Hi Panagiotis,
I did that, but it still prints the result of the first query and awaits
for new data, doesn't even goes to the next one.
*Data -*
$ nc -lk 9998
1,2
3,4
5,6
7,8
*Result -*
-------------------------------------------
Batch: 0
-------------------------------------------
+----+
|aver|
+----+
| 3.0|
+----+
-------------------------------------------
Batch: 1
-------------------------------------------
+----+
|aver|
+----+
| 4.0|
+----+
*Updated Code -*
from pyspark.sql import SparkSession
from pyspark.sql.functions import split
spark = SparkSession \
.builder \
.appName("StructuredNetworkWordCount") \
.getOrCreate()
data = spark \
.readStream \
.format("socket") \
.option("header","true") \
.option("host", "localhost") \
.option("port", 9998) \
.load("csv")
id_DF = data.select(split(data.value, ",").getItem(0).alias("col1"),
split(data.value, ",").getItem(1).alias("col2"))

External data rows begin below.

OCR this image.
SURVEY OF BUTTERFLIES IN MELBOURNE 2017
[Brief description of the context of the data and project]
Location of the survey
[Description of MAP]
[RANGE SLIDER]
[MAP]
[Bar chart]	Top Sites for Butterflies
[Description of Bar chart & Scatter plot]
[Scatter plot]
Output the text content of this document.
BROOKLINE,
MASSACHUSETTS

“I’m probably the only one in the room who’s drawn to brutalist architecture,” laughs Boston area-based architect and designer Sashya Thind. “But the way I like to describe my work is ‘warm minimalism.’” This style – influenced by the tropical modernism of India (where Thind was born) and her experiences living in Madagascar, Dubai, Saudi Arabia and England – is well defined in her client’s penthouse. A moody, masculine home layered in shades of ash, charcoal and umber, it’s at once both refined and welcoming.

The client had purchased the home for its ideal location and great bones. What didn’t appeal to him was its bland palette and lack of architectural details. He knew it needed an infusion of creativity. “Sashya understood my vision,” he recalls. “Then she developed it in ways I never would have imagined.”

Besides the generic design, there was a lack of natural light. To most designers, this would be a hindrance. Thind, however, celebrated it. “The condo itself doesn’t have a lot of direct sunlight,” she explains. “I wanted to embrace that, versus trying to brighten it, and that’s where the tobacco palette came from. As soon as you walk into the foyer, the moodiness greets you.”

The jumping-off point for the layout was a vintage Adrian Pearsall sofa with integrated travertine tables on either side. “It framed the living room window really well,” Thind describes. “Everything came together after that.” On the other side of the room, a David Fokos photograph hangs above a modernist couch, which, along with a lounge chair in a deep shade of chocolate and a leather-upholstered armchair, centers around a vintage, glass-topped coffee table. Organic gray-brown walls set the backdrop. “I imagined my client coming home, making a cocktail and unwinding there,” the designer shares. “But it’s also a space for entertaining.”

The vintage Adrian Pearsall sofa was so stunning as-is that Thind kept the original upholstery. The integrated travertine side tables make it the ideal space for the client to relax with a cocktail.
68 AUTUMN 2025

id_DF.createOrReplaceTempView("ds")
df = spark.sql("select avg(col1) as aver from ds")
df.createOrReplaceTempView("abcd")
wordCounts = spark.sql("Select col1, col2, col2/(select aver from
abcd) col3 from ds") # (select aver from abcd)
query2 = df \
.writeStream \
.format("console") \
.outputMode("complete") \
.trigger(processingTime='5 seconds') \
.start()
query = wordCounts \
.writeStream \
.format("console") \
.trigger(processingTime='5 seconds') \
.start()
spark.streams.awaitAnyTermination()
Thanks,
Aakash.
On Fri, Apr 6, 2018 at 4:18 PM, Panagiotis Garefalakis <[email protected]>
wrote:
> Hello Aakash,
>
> When you use query.awaitTermination you are pretty much blocking there
> waiting for the current query to stop or throw an exception. In your case
> the second query will not even start.
> What you could do instead is remove all the blocking calls and use
> spark.streams.awaitAnyTermination instead (waiting for either query1 or
> query2 to terminate). Make sure you do that after the query2.start call.
>
> I hope this helps.
>
> Cheers,
> Panagiotis
>
> On Fri, Apr 6, 2018 at 11:23 AM, Aakash Basu <[email protected]>
> wrote:
>
>> Any help?
>>
>> Need urgent help. Someone please clarify the doubt?
>>
>> ---------- Forwarded message ----------
>> From: Aakash Basu <[email protected]>
>> Date: Thu, Apr 5, 2018 at 3:18 PM
>> Subject: [Structured Streaming] More than 1 streaming in a code
>> To: user <[email protected]>
>>
>>
>> Hi,
>>
>> If I have more than one writeStream in a code, which operates on the same
>> readStream data, why does it produce only the first writeStream? I want the
>> second one to be also printed on the console.
>>
>> How to do that?
>>
>> from pyspark.sql import SparkSession
>> from pyspark.sql.functions import split, col
>>
>> class test:
>>
>>
>> spark = SparkSession.builder \
>> .appName("Stream_Col_Oper_Spark") \
>> .getOrCreate()
>>
>> data = spark.readStream.format("kafka") \
>> .option("startingOffsets", "latest") \
>> .option("kafka.bootstrap.servers", "localhost:9092") \
>> .option("subscribe", "test1") \
>> .load()
>>
>> ID = data.select('value') \
>> .withColumn('value', data.value.cast("string")) \
>> .withColumn("Col1", split(col("value"), ",").getItem(0)) \
>> .withColumn("Col2", split(col("value"), ",").getItem(1)) \
>> .drop('value')
>>
>> ID.createOrReplaceTempView("transformed_Stream_DF")
>>
>> df = spark.sql("select avg(col1) as aver from transformed_Stream_DF")
>>
>> df.createOrReplaceTempView("abcd")
>>
>> wordCounts = spark.sql("Select col1, col2, col2/(select aver from abcd)
>> col3 from transformed_Stream_DF")
>>
>>
>> # -----------------------#
>>
>> query1 = df \
>> .writeStream \
>> .format("console") \
>> .outputMode("complete") \
>> .trigger(processingTime='3 seconds') \
>> .start()
>>
>> query1.awaitTermination()
>> # -----------------------#
>>
>> query2 = wordCounts \
>> .writeStream \
>> .format("console") \
>> .trigger(processingTime='3 seconds') \
>> .start()
>>
>> query2.awaitTermination()
>>
>> # /home/kafka/Downloads/spark-2.3.0-bin-hadoop2.7/bin/spark-submit
>> --packages
>> org.apache.spark:spark-sql-kafka-0-10_2.11:2.3.0,com.databricks:spark-csv_2.10:1.0.3
>>
>> /home/aakashbasu/PycharmProjects/AllMyRnD/Kafka_Spark/Stream_Col_Oper_Spark.py
>>
>>
>>
>>
>> Thanks,
>> Aakash.
>>
>>
>